Nina enjoyed brief fame as a teenage soap-star, but then quickly disappeared into obscurity. She dropped out of college to travel the world for several years, and now finds herself at the doorstep of her childhood friend, Jim, who works at the public library. He is an accommodating host, despite having just begun a new relationship with Carla, a young co-worker. Nina's latest plan is to spend a few weeks at the library learning Italian, so she can move to Sicily and work for friends who are restoring a theater. Unfortunately, she encounters more distractions than she anticipated, including shadows from her past, trysts on the library rooftop, a sudden desire to consummate her long friendship with Jim, and acid parties thrown by his young neighbors.

The actor playing Jim (for STAY UNTIL TOMORROW is actually a film within a film) is not completely satisfied with the way production is going, and tells us so in recurring voice-overs. He complains that the director is making up the script as she goes along, feels that he is being stereotyped as a quiet, unemotional Asian-American, and wishes they would get a better caterer.

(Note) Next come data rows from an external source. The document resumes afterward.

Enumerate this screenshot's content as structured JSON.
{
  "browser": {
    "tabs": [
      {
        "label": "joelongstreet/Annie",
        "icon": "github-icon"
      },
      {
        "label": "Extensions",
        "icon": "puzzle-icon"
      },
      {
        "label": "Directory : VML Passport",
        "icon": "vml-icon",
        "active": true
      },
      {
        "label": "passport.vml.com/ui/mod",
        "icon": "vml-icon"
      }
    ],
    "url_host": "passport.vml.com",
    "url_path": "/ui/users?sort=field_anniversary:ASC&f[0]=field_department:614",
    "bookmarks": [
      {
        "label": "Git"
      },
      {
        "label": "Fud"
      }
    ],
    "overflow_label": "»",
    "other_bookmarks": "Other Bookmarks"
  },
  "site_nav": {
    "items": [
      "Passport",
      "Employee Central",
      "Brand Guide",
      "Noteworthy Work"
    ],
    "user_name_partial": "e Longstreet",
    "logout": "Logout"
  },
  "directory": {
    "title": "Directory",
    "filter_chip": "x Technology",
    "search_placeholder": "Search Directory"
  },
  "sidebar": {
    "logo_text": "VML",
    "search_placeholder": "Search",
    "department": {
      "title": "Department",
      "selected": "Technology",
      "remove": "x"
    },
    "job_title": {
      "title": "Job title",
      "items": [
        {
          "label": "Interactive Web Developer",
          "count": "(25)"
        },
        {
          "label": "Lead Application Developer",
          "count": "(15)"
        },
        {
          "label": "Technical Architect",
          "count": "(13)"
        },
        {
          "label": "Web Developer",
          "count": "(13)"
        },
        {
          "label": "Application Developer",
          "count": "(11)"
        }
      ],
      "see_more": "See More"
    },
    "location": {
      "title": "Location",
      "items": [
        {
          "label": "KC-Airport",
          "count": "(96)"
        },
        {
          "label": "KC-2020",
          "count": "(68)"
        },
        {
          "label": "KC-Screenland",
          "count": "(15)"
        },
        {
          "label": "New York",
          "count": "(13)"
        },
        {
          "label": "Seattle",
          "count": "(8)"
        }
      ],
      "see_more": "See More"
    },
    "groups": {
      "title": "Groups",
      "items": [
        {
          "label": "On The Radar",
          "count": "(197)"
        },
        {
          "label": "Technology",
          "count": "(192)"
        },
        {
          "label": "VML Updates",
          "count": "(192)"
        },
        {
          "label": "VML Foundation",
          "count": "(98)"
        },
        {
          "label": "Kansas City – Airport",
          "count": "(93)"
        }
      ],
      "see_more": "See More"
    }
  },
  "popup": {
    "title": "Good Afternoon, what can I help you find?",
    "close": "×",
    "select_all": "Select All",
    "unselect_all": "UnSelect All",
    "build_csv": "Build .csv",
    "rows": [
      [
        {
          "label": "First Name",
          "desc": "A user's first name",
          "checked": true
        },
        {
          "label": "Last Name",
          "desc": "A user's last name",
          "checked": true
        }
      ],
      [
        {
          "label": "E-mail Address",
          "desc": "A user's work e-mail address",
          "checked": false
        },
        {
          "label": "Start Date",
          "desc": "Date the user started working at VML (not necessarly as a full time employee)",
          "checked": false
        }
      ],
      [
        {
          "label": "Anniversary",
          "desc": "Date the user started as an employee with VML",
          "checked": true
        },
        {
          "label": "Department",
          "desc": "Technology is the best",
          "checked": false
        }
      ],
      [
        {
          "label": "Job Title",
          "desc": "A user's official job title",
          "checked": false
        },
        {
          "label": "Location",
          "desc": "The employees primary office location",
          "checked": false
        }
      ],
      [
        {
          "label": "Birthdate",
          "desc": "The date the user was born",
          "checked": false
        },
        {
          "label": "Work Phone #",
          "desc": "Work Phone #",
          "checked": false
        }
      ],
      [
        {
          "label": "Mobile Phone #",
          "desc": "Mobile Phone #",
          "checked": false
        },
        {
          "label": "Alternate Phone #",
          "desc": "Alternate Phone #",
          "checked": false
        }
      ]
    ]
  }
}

Nina's voice-overs, however, are always in character, and reveal a woman who treasures her drifting as a perpetual search for beauty and new revelations. Her past and present unfurl a kaleidoscope of stories, sometimes comical, and usually complex. We often see momentary flashes of the images that crowd her memory, of people and places from throughout the world. She holds on tightly to her friends scattered around the globe, and longs to have them all converge in one place for a delicious multi-course meal, or even a brief instant.

Meanwhile, the actors playing Jim and Carla make a last-ditch effort to salvage their film from art-house obscurity by trying to come up with a commercially viable ending. But STAY UNTIL TOMORROW is irredeemably about longing and the pursuit of beauty, living in the moment, and complicated stories with no end in sight.